WEN » Topics » DCM derives a substantial portion of its revenues from contracts that may be terminated on short notice.

This excerpt taken from the WEN 10-K filed Mar 1, 2007.

DCM derives a substantial portion of its revenues from contracts that may be terminated on short notice.

DCM derives a substantial portion of its revenues from investment management agreements with accounts that generally have the right to remove DCM as the investment manager of the account and replace it with a substitute investment manager. Some of these investment management agreements may be terminated for various reasons, including failure to follow the account’s investment guidelines, fraud, breach of fiduciary duty and gross negligence, or may not be renewed.
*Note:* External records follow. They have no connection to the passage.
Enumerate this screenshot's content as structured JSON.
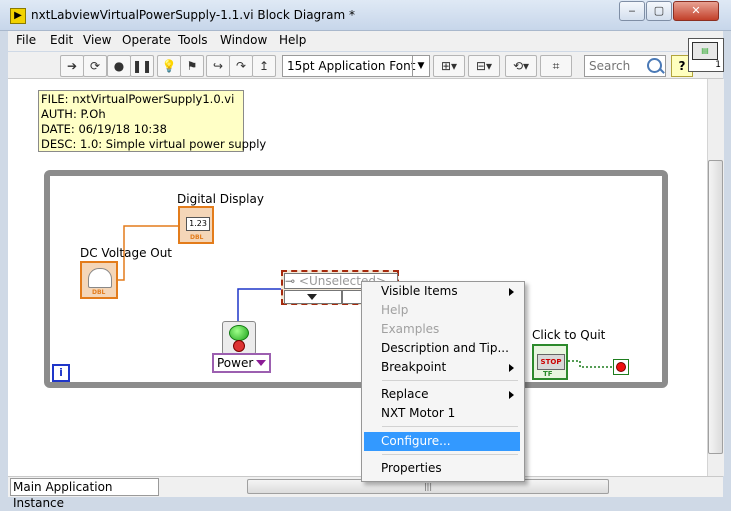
{
  "window": {
    "title": "nxtLabviewVirtualPowerSupply-1.1.vi Block Diagram *",
    "controls": {
      "minimize": "‒",
      "maximize": "▢",
      "close": "✕"
    }
  },
  "menubar": {
    "items": [
      "File",
      "Edit",
      "View",
      "Operate",
      "Tools",
      "Window",
      "Help"
    ]
  },
  "toolbar": {
    "font": "15pt Application Font",
    "search_placeholder": "Search",
    "help": "?",
    "connector_number": "1"
  },
  "diagram": {
    "comment": [
      "FILE: nxtVirtualPowerSupply1.0.vi",
      "AUTH: P.Oh",
      "DATE: 06/19/18 10:38",
      "DESC: 1.0: Simple virtual power supply"
    ],
    "digital_display": {
      "label": "Digital Display",
      "value": "1.23",
      "type": "DBL"
    },
    "dc_voltage": {
      "label": "DC Voltage Out",
      "type": "DBL"
    },
    "power": {
      "label": "Power"
    },
    "property_node": {
      "property": "<Unselected>"
    },
    "stop_button": {
      "label": "Click to Quit",
      "face": "STOP",
      "type": "TF"
    },
    "loop_iteration": "i"
  },
  "context_menu": {
    "items": [
      {
        "label": "Visible Items",
        "submenu": true,
        "disabled": false
      },
      {
        "label": "Help",
        "submenu": false,
        "disabled": true
      },
      {
        "label": "Examples",
        "submenu": false,
        "disabled": true
      },
      {
        "label": "Description and Tip...",
        "submenu": false,
        "disabled": false
      },
      {
        "label": "Breakpoint",
        "submenu": true,
        "disabled": false
      },
      {
        "label": "Replace",
        "submenu": true,
        "disabled": false
      },
      {
        "label": "NXT Motor 1",
        "submenu": false,
        "disabled": false
      },
      {
        "label": "Configure...",
        "submenu": false,
        "disabled": false,
        "highlighted": true
      },
      {
        "label": "Properties",
        "submenu": false,
        "disabled": false
      }
    ]
  },
  "statusbar": {
    "context": "Main Application Instance"
  }
}
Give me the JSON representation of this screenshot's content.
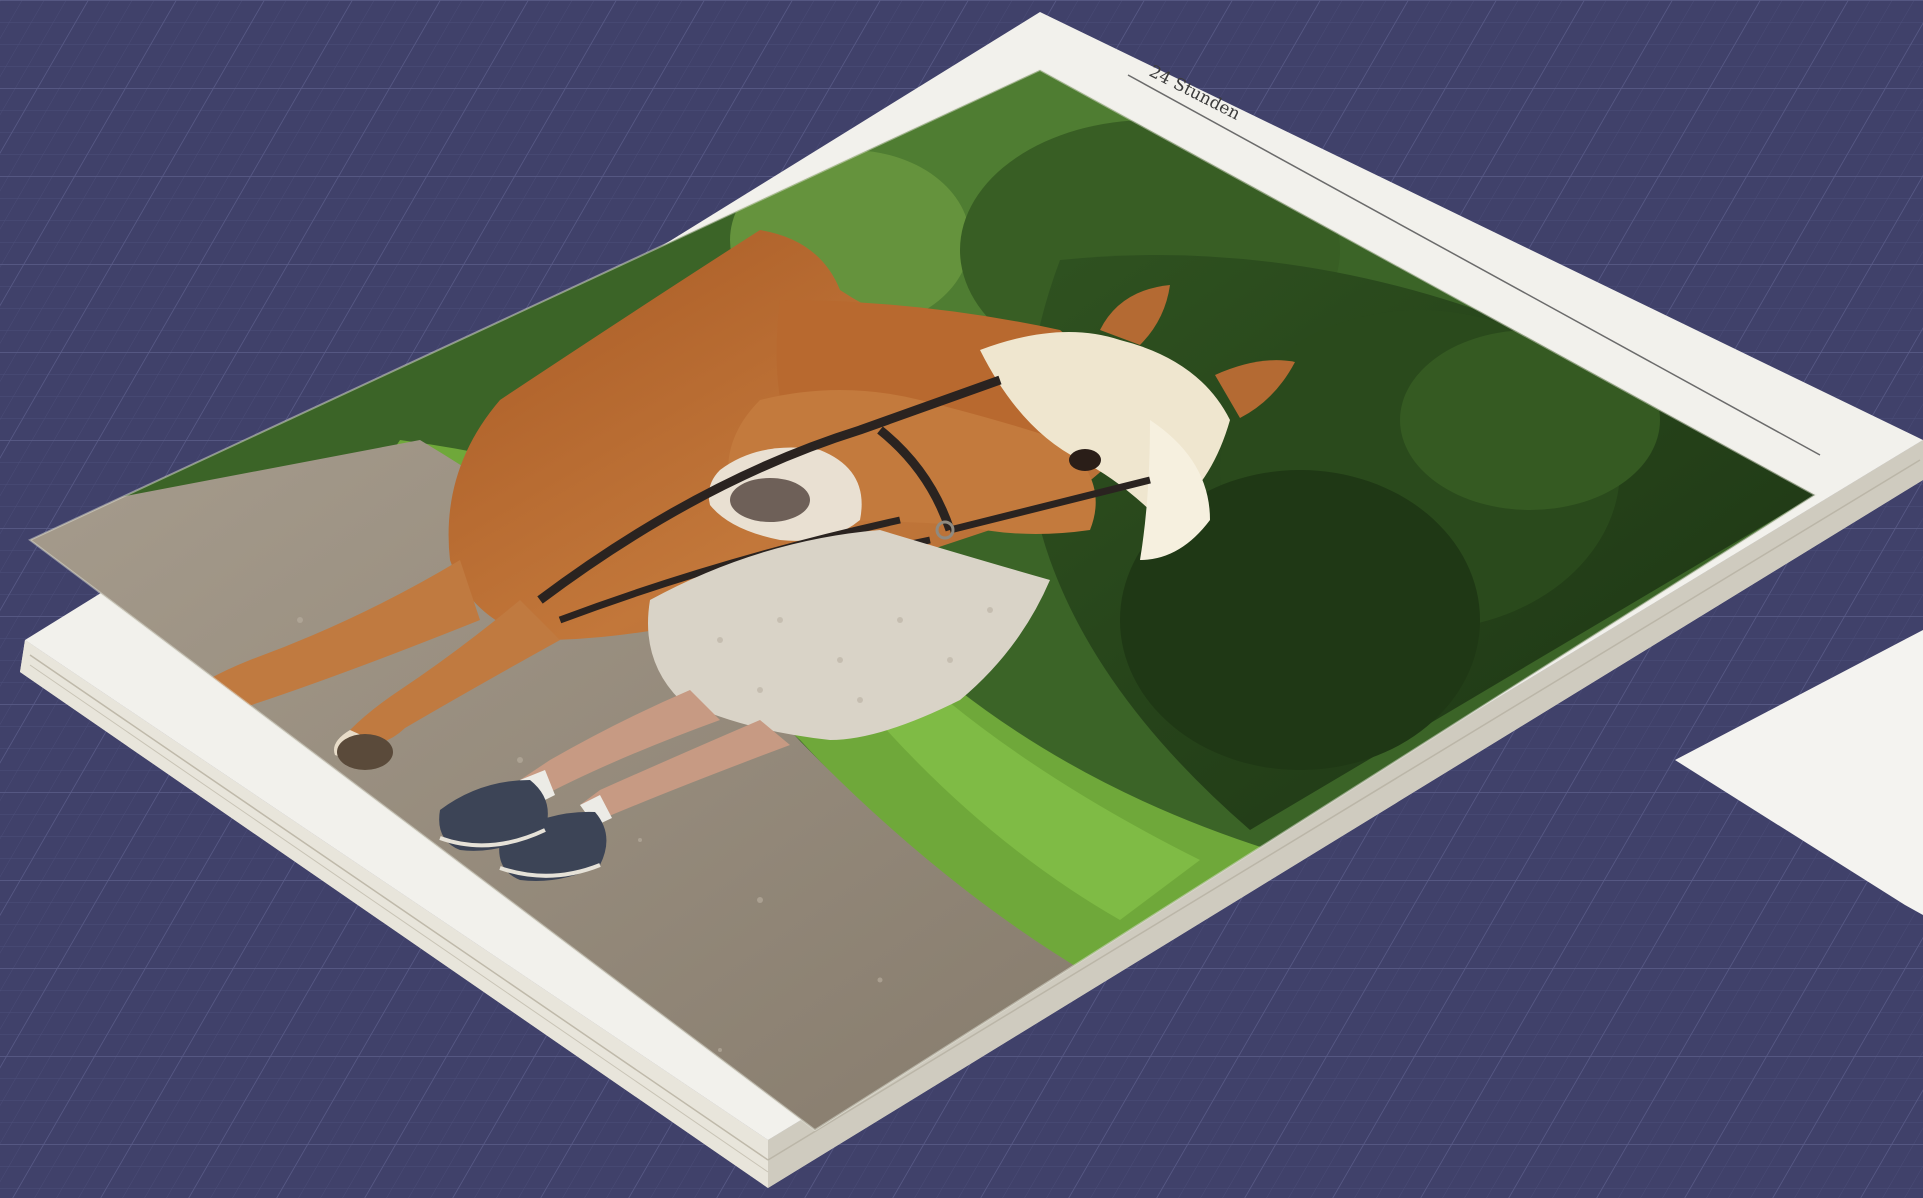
{
  "book": {
    "header_text": "24 Stunden"
  },
  "colors": {
    "background": "#40416a",
    "grid_line": "#5a5c88",
    "grid_line_minor": "#4b4d78",
    "paper": "#f2f1ec",
    "page_edge": "#dcd8cc",
    "header_rule": "#6b6b6b",
    "header_text": "#3a3a3a",
    "sky_foliage": "#3f6b2a",
    "hedge_dark": "#233d18",
    "grass": "#6fa83a",
    "gravel": "#9a8f80",
    "horse_coat": "#b8692f",
    "horse_mane": "#efe6cf",
    "bridle": "#2a2320",
    "dress": "#d9d3c7",
    "legs": "#c79a83",
    "shoes": "#3c4456"
  }
}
With respect to DCM’s agreements with some of the CDOs it manages, DCM can be removed without cause by investors that hold a specified amount of the securities issued by the CDO. All of DCM’s agreements with CDOs allow investors that hold a specified amount of securities issued by the CDO to remove DCM for “cause,” which typically includes DCM’s violation of the management agreement or the CDO’s indenture, DCM’s breach of its representations and warranties under the agreement, DCM’s bankruptcy or insolvency, DCM’s fraud or a criminal offense by DCM or its employees, and the failure of certain of the CDO’s performance tests. With respect to DCM’s investment management agreement with the REIT, at the end of the initial term of the agreement (which occurs on December 31, 2007) or at the end of any one-year renewal term thereafter, DCM can be removed as manager by a vote of at least two-thirds of the REIT’s independent directors or holders of at least a majority of the outstanding common stock of the REIT based upon unsatisfactory performance that is materially detrimental to the REIT or a determination that the management fees payable to DCM are not fair (subject to DCM’s right to prevent such a termination by accepting a reduction of management fees that at least two-thirds of the REIT’s independent directors determine to be fair). During 2006, DCM generated approximately 22% of its revenue from managing the REIT. DCM’s investment management agreements with separate accounts are typically terminable by the client without penalty on 30 days’ notice or less. DCM may not be able to replace these agreements on favorable terms. The revenue loss that would result from any such termination could have a material adverse effect on DCM’s business.